Die Revision wird als unbegründet abgewiesen.

Der Bund hat der Mitbeteiligten Aufwendungen in der Höhe von EUR 1.106,40 binnen zwei Wochen bei sonstiger Exekution zu ersetzen.

Begründung

1 Mit dem angefochtenen Erkenntnis des Verwaltungsgerichtes Wien (VwG) wurde der Mitbeteiligten, einer türkischen Staatsangehörigen, der Aufenthaltstitel "Rot-Weiß-Rot - Karte plus" gemäß § 46 Abs. 1 Z 2 lit. a Niederlassungs- und Aufenthaltsgesetz (NAG) für die Dauer von 12 Monaten zur Familienzusammenführung mit ihrem Ehemann, einem türkischen Staatsangehörigen, der über einen Aufenthaltstitel "Daueraufenthalt-EU" verfügt, erteilt. Eine ordentliche Revision an den Verwaltungsgerichtshof wurde für unzulässig erklärt.

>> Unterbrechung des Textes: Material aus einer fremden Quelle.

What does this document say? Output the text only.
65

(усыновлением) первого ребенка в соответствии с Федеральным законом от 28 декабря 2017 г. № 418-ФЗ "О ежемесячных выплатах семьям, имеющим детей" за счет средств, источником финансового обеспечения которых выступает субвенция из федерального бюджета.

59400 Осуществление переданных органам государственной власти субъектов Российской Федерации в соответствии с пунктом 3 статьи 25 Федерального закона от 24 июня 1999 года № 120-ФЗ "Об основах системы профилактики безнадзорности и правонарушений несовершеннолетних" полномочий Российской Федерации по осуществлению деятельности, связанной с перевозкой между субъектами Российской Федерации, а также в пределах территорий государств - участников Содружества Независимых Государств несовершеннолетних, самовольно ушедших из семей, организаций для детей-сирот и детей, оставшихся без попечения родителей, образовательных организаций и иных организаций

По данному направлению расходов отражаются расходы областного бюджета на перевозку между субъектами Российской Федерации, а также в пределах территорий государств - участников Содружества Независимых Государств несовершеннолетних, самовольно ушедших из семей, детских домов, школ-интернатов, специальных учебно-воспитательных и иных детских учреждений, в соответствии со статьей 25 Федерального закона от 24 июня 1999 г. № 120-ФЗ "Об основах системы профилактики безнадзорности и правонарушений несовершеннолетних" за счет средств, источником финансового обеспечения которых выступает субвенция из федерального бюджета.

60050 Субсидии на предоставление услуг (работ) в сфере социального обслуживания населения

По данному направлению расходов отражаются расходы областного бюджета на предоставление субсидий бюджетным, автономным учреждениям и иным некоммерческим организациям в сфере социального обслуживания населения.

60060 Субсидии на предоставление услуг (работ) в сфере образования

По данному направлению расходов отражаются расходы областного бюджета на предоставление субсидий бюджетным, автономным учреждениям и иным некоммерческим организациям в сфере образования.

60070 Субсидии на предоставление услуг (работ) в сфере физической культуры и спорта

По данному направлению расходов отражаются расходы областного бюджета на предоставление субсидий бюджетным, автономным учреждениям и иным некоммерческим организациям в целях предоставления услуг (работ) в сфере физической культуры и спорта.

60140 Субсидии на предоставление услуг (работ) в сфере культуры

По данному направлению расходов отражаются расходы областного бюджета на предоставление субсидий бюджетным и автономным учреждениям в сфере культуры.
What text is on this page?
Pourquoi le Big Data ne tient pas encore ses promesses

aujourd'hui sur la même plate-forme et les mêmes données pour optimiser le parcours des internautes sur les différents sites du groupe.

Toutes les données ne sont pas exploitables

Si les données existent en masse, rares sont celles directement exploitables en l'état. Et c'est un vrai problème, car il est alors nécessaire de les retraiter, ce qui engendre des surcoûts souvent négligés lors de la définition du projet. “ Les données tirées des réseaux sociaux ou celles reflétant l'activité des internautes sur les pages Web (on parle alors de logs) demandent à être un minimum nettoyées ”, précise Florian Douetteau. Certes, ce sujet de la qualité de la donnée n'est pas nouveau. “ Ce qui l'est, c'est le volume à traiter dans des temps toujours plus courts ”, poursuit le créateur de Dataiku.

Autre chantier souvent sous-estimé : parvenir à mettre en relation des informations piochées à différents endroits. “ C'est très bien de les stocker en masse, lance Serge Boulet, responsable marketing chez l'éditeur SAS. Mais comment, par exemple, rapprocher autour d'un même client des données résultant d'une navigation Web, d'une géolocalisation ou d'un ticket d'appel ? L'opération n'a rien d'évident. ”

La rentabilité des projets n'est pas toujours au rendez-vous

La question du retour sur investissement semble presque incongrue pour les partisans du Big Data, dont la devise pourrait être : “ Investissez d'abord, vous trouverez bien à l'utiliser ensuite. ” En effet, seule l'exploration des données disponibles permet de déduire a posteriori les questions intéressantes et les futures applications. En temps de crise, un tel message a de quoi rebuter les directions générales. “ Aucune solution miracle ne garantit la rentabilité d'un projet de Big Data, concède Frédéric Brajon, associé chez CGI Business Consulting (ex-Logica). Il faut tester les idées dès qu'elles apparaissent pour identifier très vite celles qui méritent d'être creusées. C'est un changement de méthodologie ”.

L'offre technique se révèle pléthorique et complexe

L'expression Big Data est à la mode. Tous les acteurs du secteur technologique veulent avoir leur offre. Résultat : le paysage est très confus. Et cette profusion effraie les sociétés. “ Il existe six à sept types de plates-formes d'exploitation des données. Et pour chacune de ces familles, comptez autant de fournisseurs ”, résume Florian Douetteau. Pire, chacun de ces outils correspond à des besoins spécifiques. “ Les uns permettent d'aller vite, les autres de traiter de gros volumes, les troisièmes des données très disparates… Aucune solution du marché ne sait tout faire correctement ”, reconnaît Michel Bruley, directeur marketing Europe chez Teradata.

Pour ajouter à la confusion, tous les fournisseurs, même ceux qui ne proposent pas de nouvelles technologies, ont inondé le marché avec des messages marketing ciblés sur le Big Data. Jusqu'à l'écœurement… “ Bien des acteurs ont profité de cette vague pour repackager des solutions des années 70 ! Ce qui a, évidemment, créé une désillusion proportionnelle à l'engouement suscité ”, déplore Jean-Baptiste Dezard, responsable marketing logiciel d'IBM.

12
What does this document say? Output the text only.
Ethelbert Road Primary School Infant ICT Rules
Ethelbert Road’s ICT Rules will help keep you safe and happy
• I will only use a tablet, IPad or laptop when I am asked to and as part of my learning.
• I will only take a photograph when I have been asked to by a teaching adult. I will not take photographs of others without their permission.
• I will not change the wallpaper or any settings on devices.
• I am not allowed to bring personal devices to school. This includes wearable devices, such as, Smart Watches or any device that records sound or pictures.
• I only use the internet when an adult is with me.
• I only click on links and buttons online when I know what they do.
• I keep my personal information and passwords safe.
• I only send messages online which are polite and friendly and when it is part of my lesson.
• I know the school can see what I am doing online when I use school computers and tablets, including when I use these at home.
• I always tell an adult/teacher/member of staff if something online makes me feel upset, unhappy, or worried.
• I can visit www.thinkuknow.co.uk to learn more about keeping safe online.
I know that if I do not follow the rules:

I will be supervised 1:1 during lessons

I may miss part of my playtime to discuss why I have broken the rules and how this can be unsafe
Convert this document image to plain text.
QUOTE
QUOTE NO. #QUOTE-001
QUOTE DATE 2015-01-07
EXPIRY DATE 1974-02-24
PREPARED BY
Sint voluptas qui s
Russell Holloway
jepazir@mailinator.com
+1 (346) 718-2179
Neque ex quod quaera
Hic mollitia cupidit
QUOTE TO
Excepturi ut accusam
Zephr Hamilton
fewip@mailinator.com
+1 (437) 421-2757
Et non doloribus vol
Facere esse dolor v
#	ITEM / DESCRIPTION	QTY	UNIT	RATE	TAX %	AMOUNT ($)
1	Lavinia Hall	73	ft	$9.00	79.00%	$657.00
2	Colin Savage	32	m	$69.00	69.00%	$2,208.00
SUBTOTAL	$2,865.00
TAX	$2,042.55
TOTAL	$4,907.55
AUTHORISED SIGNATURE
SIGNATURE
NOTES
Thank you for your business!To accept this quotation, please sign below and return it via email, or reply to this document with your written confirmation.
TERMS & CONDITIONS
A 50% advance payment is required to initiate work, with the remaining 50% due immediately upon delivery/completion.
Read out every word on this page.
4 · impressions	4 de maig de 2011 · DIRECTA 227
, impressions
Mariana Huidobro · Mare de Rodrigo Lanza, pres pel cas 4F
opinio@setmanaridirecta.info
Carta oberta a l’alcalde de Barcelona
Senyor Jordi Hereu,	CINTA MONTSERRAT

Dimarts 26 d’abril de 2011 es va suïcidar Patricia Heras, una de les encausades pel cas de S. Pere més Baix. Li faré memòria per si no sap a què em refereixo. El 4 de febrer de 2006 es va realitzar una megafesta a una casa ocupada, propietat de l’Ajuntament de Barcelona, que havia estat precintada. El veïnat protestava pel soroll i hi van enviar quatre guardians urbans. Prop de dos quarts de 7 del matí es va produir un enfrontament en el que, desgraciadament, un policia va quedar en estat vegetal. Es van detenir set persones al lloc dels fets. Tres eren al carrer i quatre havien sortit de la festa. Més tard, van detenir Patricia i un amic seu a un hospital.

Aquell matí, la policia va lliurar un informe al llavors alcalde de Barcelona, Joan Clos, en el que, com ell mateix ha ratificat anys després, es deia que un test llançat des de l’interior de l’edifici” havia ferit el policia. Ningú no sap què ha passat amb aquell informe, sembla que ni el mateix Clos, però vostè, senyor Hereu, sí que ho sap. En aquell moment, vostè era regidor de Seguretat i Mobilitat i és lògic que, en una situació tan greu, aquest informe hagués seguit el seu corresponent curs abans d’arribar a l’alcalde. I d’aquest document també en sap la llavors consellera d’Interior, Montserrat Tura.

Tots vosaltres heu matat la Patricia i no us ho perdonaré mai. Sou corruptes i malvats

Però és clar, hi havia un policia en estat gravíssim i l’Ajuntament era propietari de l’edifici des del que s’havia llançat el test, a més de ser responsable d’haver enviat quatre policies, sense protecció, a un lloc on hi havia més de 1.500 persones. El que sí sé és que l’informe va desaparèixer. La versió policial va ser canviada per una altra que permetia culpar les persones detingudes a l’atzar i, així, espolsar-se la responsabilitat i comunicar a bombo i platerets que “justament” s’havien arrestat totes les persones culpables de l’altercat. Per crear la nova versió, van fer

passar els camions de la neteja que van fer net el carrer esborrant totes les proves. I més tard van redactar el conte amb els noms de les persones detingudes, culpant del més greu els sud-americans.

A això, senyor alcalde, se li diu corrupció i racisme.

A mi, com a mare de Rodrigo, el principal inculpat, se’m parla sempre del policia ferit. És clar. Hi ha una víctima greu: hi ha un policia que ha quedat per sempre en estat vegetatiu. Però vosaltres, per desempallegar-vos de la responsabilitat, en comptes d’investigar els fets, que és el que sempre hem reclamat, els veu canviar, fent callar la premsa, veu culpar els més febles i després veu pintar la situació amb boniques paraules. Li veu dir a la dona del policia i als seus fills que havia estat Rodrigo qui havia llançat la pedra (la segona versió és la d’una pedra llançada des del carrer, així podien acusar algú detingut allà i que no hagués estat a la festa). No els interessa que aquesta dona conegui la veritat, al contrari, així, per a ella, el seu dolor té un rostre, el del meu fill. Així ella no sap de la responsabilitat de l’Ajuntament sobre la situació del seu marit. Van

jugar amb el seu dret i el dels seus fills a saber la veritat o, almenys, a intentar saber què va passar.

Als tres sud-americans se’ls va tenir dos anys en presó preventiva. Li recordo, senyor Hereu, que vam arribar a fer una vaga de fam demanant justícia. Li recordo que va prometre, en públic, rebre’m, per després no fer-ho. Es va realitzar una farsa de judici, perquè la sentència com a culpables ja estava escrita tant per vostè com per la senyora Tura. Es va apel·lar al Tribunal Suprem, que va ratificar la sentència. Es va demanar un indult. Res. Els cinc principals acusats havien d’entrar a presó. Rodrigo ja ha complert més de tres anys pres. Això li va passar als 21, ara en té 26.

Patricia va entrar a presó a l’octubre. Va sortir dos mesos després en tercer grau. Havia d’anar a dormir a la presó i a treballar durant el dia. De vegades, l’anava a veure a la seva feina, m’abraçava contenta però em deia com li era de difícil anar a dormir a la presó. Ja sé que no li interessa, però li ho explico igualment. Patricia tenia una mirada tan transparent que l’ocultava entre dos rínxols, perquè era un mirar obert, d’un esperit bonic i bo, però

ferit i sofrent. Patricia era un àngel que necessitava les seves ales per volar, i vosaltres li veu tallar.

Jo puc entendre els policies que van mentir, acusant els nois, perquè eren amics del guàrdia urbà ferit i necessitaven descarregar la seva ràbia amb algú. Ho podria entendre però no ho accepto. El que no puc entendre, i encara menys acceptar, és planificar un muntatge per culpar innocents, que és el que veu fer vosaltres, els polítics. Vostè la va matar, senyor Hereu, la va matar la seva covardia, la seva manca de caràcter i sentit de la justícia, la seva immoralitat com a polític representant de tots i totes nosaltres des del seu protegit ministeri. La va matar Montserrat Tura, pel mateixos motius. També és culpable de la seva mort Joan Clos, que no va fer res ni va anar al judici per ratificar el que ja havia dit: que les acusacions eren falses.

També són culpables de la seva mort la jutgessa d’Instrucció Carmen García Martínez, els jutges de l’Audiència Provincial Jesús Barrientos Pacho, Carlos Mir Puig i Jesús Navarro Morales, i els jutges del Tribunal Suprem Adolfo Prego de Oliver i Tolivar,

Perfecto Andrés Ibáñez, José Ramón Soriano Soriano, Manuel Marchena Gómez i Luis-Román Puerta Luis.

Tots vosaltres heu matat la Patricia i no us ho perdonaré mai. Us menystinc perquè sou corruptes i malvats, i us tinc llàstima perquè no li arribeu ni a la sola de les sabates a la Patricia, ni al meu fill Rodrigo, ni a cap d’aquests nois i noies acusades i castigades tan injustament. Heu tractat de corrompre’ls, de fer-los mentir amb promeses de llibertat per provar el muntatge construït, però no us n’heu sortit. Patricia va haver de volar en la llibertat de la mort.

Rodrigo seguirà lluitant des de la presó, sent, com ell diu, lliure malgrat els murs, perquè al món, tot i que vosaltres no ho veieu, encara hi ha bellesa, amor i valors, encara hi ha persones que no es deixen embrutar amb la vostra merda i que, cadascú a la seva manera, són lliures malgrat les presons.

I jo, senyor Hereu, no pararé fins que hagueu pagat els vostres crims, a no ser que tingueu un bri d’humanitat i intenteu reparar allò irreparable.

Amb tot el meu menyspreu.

Begründend führte das VwG u.a. aus, aufgrund der fallbezogen anwendbaren Stillhalteklausel des Art. 13 des Beschlusses Nr. 1/80 des Assoziationsrates EWG-Türkei über die Entwicklung der Assoziation vom 19. September 1980 (ARB 1/80) seien neu eingeführte Beschränkungen wie etwa "Deutsch vor Zuzug" nicht anwendbar. Die übrigen Erteilungsvoraussetzungen lägen vor, Hinweise auf Versagungsgründe seien nicht hervorgekommen. 2 Dagegen erhob der Revisionswerber die vorliegende außerordentliche Amtsrevision.

3 Die Mitbeteiligte beantragte die Zurückweisung, in eventu die Abweisung der Revision.

 

Der Verwaltungsgerichtshof hat erwogen:

4 In ihrer Zulässigkeitsbegründung bringt die Revision vor, es fehle an höchstgerichtlicher Rechtsprechung zu der Frage, ob im Fall der Anwendbarkeit der Stillhalteklausel des Art. 13 ARB 1/80 die in § 21a NAG vorgesehene Verpflichtung des Nachweises von Deutschkenntnissen eine neue Beschränkung im Sinn der Judikatur des EuGH (Hinweis insbesondere auf EuGH 10.7.2014, C-138/13 , Dogan; 19.7.2012, C-451/11 , Dülger; 12.4.2016, C-561/14 , Genc) darstelle. Falls die Verpflichtung des Nachweises von Deutschkenntnissen eine neue Beschränkung darstelle, sei sie jedenfalls zulässig, weil sie durch einen zwingenden Grund des Allgemeininteresses gerechtfertigt, zur Erreichung des angestrebten legitimen Zieles geeignet und angemessen sei (Hinweis insbesondere auf EuGH C-138/13 , Dogan, Rn. 33 bis 37; C-561/14 , Genc, Rn. 44 bis 46 sowie 51; 7.11.2013, C-225/12 , Demir, Rn. 40). Drittstaatsangehörige könnten mit Sprachkenntnissen am gesellschaftlichen Leben teilnehmen und sich besser in den Arbeitsmarkt integrieren; es würden ohnehin nur elementare Kenntnisse der deutschen Sprache gefordert und es gebe Ausnahmen, etwa für unmündige Minderjährige, bei Unzumutbarkeit aufgrund eines physischen oder psychischen Gesundheitszustandes oder auf begründeten Antrag etwa aus Gründen des Art. 8 EMRK, weshalb diese Bestimmung auch angemessen sei.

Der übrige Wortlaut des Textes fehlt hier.